Gadis itu sedang duduk di teras halaman belakang untuk menenangkan pikirannya di sore hari. Melihat rimbun tanaman yang ada di halaman belakang selalu berhasil membuatnya lebih tenang. Ayah dan bunda sedang pergi ke rumah neneknya lagi. Dari minggu kemarin ke dua orang tuanya itu memang sering berkunjung ke sana. Neneknya adalah orang yang paling merasakan dampak dari kehilangan Raxel, sebagai anak tentu saja ayah dan bunda sudah berkewajiban untuk menenangkan wanita tua yang ia sayangi itu.
"Apa gue coba ke hutan itu aja? Siapa tahu aja 'kan gue menemukan petunjuk."
Ayran mengangkat Shiro, membuat mata kelinci itu menatap ke arah matanya. Hewan itu menggerak-gerakan hidung dan mulutnya.
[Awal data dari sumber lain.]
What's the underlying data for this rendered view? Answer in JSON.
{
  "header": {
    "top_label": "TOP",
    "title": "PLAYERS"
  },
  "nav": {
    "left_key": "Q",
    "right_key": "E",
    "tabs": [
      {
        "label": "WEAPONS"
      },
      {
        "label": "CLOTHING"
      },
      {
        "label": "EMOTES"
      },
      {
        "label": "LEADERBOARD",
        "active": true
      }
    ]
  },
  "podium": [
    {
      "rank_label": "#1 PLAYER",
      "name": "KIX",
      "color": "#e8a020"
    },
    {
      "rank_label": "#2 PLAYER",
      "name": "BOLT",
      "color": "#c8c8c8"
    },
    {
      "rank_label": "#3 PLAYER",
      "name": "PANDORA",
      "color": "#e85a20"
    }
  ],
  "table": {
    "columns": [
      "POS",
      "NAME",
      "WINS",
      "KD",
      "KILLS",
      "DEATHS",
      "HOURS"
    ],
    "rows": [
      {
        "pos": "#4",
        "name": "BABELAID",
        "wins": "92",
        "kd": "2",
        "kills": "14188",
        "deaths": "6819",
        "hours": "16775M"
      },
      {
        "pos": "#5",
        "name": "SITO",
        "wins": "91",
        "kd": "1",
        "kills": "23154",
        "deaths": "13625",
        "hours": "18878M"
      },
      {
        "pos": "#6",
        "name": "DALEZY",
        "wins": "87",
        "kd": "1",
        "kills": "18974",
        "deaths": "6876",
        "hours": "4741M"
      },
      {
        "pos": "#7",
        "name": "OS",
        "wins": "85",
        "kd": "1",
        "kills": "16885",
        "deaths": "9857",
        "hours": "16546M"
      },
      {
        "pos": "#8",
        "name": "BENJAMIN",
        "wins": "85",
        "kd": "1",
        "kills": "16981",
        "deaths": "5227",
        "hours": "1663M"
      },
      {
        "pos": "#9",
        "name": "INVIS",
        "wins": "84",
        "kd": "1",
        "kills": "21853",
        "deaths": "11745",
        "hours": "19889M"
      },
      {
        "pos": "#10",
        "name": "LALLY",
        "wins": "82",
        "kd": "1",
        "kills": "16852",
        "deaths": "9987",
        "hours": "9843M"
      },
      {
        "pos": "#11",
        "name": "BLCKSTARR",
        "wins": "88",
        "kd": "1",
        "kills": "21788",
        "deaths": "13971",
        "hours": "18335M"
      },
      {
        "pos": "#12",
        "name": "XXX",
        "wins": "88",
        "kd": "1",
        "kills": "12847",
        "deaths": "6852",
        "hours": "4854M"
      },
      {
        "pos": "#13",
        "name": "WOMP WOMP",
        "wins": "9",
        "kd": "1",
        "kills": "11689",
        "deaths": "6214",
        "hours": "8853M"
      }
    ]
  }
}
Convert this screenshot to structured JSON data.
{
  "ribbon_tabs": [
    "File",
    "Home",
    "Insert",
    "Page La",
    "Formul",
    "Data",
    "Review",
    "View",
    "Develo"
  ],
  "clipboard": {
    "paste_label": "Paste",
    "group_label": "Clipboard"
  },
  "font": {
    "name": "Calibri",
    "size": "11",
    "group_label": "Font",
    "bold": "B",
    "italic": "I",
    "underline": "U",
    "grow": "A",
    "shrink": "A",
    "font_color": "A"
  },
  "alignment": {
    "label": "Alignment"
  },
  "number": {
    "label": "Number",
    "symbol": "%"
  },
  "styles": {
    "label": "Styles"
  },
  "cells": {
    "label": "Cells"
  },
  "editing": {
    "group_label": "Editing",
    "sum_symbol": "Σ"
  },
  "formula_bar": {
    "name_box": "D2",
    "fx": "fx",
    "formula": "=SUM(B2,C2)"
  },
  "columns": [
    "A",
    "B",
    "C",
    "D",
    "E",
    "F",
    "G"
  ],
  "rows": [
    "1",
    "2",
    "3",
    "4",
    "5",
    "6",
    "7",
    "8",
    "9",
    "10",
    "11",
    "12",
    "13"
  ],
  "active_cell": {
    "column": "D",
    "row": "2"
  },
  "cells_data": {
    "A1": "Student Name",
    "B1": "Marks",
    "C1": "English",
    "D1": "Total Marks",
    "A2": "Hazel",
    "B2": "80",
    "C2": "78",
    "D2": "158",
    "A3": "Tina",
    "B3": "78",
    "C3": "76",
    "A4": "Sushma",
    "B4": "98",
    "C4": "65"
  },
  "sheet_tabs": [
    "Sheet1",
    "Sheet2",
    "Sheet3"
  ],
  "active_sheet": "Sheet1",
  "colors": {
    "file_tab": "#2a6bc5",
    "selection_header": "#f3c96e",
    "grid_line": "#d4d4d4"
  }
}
"Apa itu berarti iya?" Ayran bertanya lagi dan masih mendapatkan jawaban yang sama dari Shiro.
Beberapa saat tidak ada suara apapun di sekitarnya, hanya ada suara samar dari kejauhan yang tidak jauh-jauh dari suara mesin kendaraan dan klakson. Bibir Ayran berkerut dengan mata yang terus menatap ke arah wajah Shiro. Otak gadis itu sedang memikirkan apa yang terjadi kira-kira jika ia ke taman Elara itu, hingga kemudian sebuah dorongan yang amat besar dalam dirinya membuatnya yakin.
"Oke, gue bakal ke sana."
Ayran berdiri, dengan cepat berjalan ke arah kandang Shiro dan menaruhnya di dalam. Langkah kakinya kemudian beralih dan berbalik ke kamarnya. Mengganti piyama yang dipakainya dengan pakaian yang lebih pantas dan mengambil kunci motornya.
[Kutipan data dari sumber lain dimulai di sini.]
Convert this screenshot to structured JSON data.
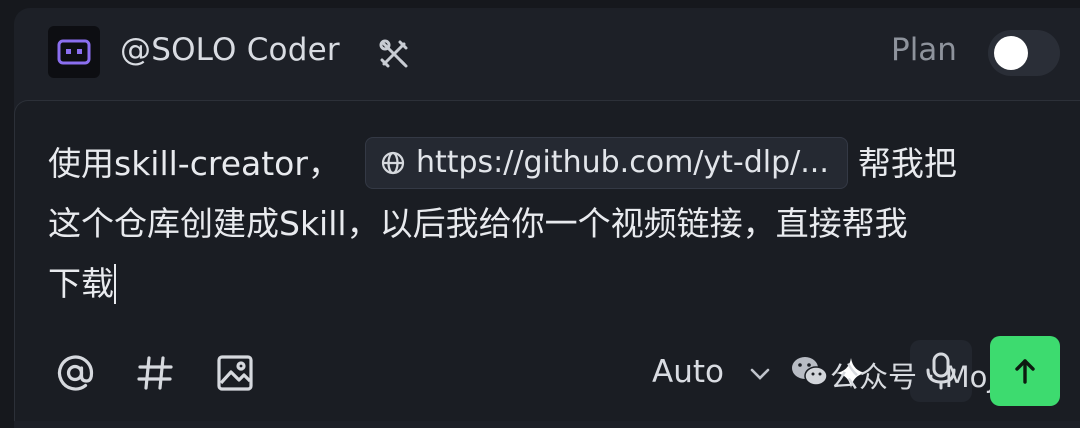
{
  "header": {
    "agent_name": "@SOLO Coder",
    "plan_label": "Plan",
    "plan_enabled": false
  },
  "prompt": {
    "line1_before": "使用skill-creator，",
    "link_chip": "https://github.com/yt-dlp/...",
    "line1_after": "帮我把",
    "line2": "这个仓库创建成Skill，以后我给你一个视频链接，直接帮我",
    "line3": "下载"
  },
  "toolbar": {
    "model_label": "Auto",
    "watermark": "公众号 · MojoAI"
  },
  "icons": {
    "agent": "robot-icon",
    "tools": "tools-icon",
    "link": "globe-icon",
    "mention": "at-icon",
    "hash": "hash-icon",
    "image": "image-icon",
    "dropdown": "chevron-down-icon",
    "wechat": "wechat-icon",
    "sparkle": "sparkle-icon",
    "mic": "microphone-icon",
    "send": "arrow-up-icon"
  },
  "colors": {
    "send_button": "#3ddb6f",
    "agent_accent": "#8b6ff0",
    "background": "#16181d"
  }
}
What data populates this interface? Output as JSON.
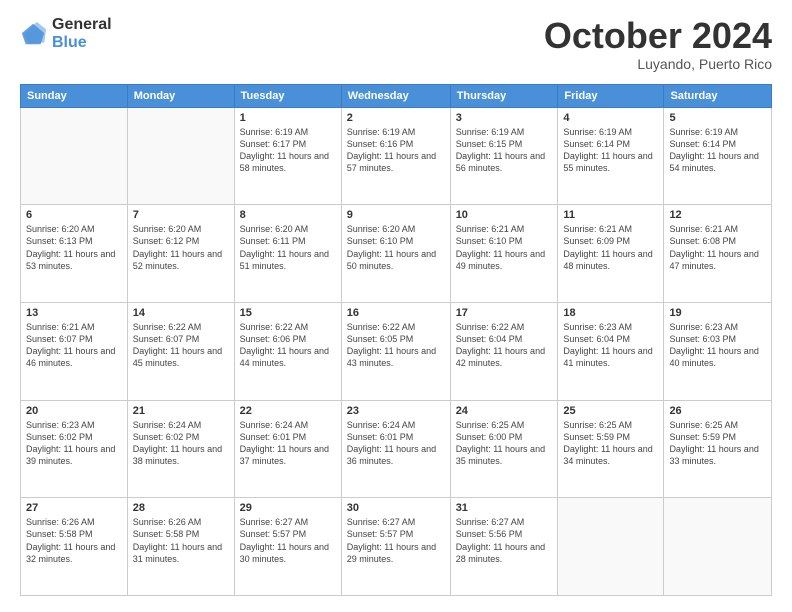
{
  "header": {
    "logo_line1": "General",
    "logo_line2": "Blue",
    "month": "October 2024",
    "location": "Luyando, Puerto Rico"
  },
  "days_of_week": [
    "Sunday",
    "Monday",
    "Tuesday",
    "Wednesday",
    "Thursday",
    "Friday",
    "Saturday"
  ],
  "weeks": [
    [
      {
        "day": "",
        "info": ""
      },
      {
        "day": "",
        "info": ""
      },
      {
        "day": "1",
        "info": "Sunrise: 6:19 AM\nSunset: 6:17 PM\nDaylight: 11 hours and 58 minutes."
      },
      {
        "day": "2",
        "info": "Sunrise: 6:19 AM\nSunset: 6:16 PM\nDaylight: 11 hours and 57 minutes."
      },
      {
        "day": "3",
        "info": "Sunrise: 6:19 AM\nSunset: 6:15 PM\nDaylight: 11 hours and 56 minutes."
      },
      {
        "day": "4",
        "info": "Sunrise: 6:19 AM\nSunset: 6:14 PM\nDaylight: 11 hours and 55 minutes."
      },
      {
        "day": "5",
        "info": "Sunrise: 6:19 AM\nSunset: 6:14 PM\nDaylight: 11 hours and 54 minutes."
      }
    ],
    [
      {
        "day": "6",
        "info": "Sunrise: 6:20 AM\nSunset: 6:13 PM\nDaylight: 11 hours and 53 minutes."
      },
      {
        "day": "7",
        "info": "Sunrise: 6:20 AM\nSunset: 6:12 PM\nDaylight: 11 hours and 52 minutes."
      },
      {
        "day": "8",
        "info": "Sunrise: 6:20 AM\nSunset: 6:11 PM\nDaylight: 11 hours and 51 minutes."
      },
      {
        "day": "9",
        "info": "Sunrise: 6:20 AM\nSunset: 6:10 PM\nDaylight: 11 hours and 50 minutes."
      },
      {
        "day": "10",
        "info": "Sunrise: 6:21 AM\nSunset: 6:10 PM\nDaylight: 11 hours and 49 minutes."
      },
      {
        "day": "11",
        "info": "Sunrise: 6:21 AM\nSunset: 6:09 PM\nDaylight: 11 hours and 48 minutes."
      },
      {
        "day": "12",
        "info": "Sunrise: 6:21 AM\nSunset: 6:08 PM\nDaylight: 11 hours and 47 minutes."
      }
    ],
    [
      {
        "day": "13",
        "info": "Sunrise: 6:21 AM\nSunset: 6:07 PM\nDaylight: 11 hours and 46 minutes."
      },
      {
        "day": "14",
        "info": "Sunrise: 6:22 AM\nSunset: 6:07 PM\nDaylight: 11 hours and 45 minutes."
      },
      {
        "day": "15",
        "info": "Sunrise: 6:22 AM\nSunset: 6:06 PM\nDaylight: 11 hours and 44 minutes."
      },
      {
        "day": "16",
        "info": "Sunrise: 6:22 AM\nSunset: 6:05 PM\nDaylight: 11 hours and 43 minutes."
      },
      {
        "day": "17",
        "info": "Sunrise: 6:22 AM\nSunset: 6:04 PM\nDaylight: 11 hours and 42 minutes."
      },
      {
        "day": "18",
        "info": "Sunrise: 6:23 AM\nSunset: 6:04 PM\nDaylight: 11 hours and 41 minutes."
      },
      {
        "day": "19",
        "info": "Sunrise: 6:23 AM\nSunset: 6:03 PM\nDaylight: 11 hours and 40 minutes."
      }
    ],
    [
      {
        "day": "20",
        "info": "Sunrise: 6:23 AM\nSunset: 6:02 PM\nDaylight: 11 hours and 39 minutes."
      },
      {
        "day": "21",
        "info": "Sunrise: 6:24 AM\nSunset: 6:02 PM\nDaylight: 11 hours and 38 minutes."
      },
      {
        "day": "22",
        "info": "Sunrise: 6:24 AM\nSunset: 6:01 PM\nDaylight: 11 hours and 37 minutes."
      },
      {
        "day": "23",
        "info": "Sunrise: 6:24 AM\nSunset: 6:01 PM\nDaylight: 11 hours and 36 minutes."
      },
      {
        "day": "24",
        "info": "Sunrise: 6:25 AM\nSunset: 6:00 PM\nDaylight: 11 hours and 35 minutes."
      },
      {
        "day": "25",
        "info": "Sunrise: 6:25 AM\nSunset: 5:59 PM\nDaylight: 11 hours and 34 minutes."
      },
      {
        "day": "26",
        "info": "Sunrise: 6:25 AM\nSunset: 5:59 PM\nDaylight: 11 hours and 33 minutes."
      }
    ],
    [
      {
        "day": "27",
        "info": "Sunrise: 6:26 AM\nSunset: 5:58 PM\nDaylight: 11 hours and 32 minutes."
      },
      {
        "day": "28",
        "info": "Sunrise: 6:26 AM\nSunset: 5:58 PM\nDaylight: 11 hours and 31 minutes."
      },
      {
        "day": "29",
        "info": "Sunrise: 6:27 AM\nSunset: 5:57 PM\nDaylight: 11 hours and 30 minutes."
      },
      {
        "day": "30",
        "info": "Sunrise: 6:27 AM\nSunset: 5:57 PM\nDaylight: 11 hours and 29 minutes."
      },
      {
        "day": "31",
        "info": "Sunrise: 6:27 AM\nSunset: 5:56 PM\nDaylight: 11 hours and 28 minutes."
      },
      {
        "day": "",
        "info": ""
      },
      {
        "day": "",
        "info": ""
      }
    ]
  ]
}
Kurang dari setengah jam kemudian Ayran sudah memarkirkan motornya di salah satu sudut taman yang memang berfungsi untuk itu. Matahari sudah semakin redup kala Ayran berjalan semakin masuk ke sana. Sebenarnya ada rasa takut yang menyelimuti, namun demi menemukan Raxel apapun akan dia lakukan dan dengan langkah semangat tapi masih dengan rasa takut gadis itu berjalan dengan langkah tersendat. Sesekali kepalanya menoleh ke kanan dan ke kiri untuk memeriksa keadaan taman yang lumayan sepi. Beberapa meter dari tempatnya berdiri ada pasangan muda yang duduk di atas rumput dengan si perempuan yang merona-kayaknya sih yang cowok lagi modusin dia. Keberadaan dua orang asing itu membuat Ayran sedikit bersyukur, karena jika ada sesuatu yang terjadi padanya ia bisa langsung berteriak.
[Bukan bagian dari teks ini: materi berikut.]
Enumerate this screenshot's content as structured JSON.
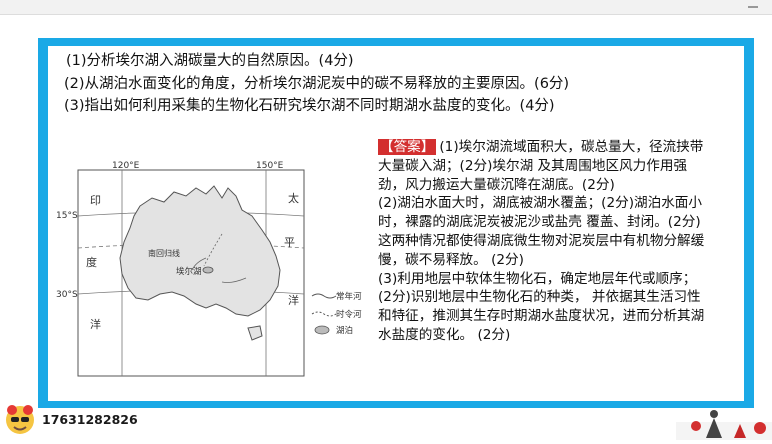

Perlahan langkah Ayran semakin masuk ke arah pepohonan yang tinggi menjulang. Semakin dalam langkahnya maka semakin rimbun pula pohon yang berjajar hingga kemudian matanya menemukan sesuatu. Di atas rerumputan yang mulai menggelap karena hari mulai sore, Ayran dapat dengan jelas melihat sebuah pensil. Itu memang sebuah pensil biasa, tapi saat benda itu ada di genggaman tangannya ia dapat tahu dengan jelas jika itu milik Raxel. Di salah satu sisi pensil itu ada ukiran ala kadarnya yang membentuk kata Raxel. Sudah jelas jika anak itu sempat ke area ini waktu itu.
KAMU SEDANG MEMBACA
KELABU
Teen FictionCOMPLETED [Fantasy-Teen Fiction-Romance] Apa yang lebih sulit dari merasa bersalah akan suatu hal? Menjadi pelaku utama kesalahan itu? Ayran rasa tidak. Yang lebih berat adalah terjebak di antara benar dan salah, hitam dan putih. Semuanya terasa bu...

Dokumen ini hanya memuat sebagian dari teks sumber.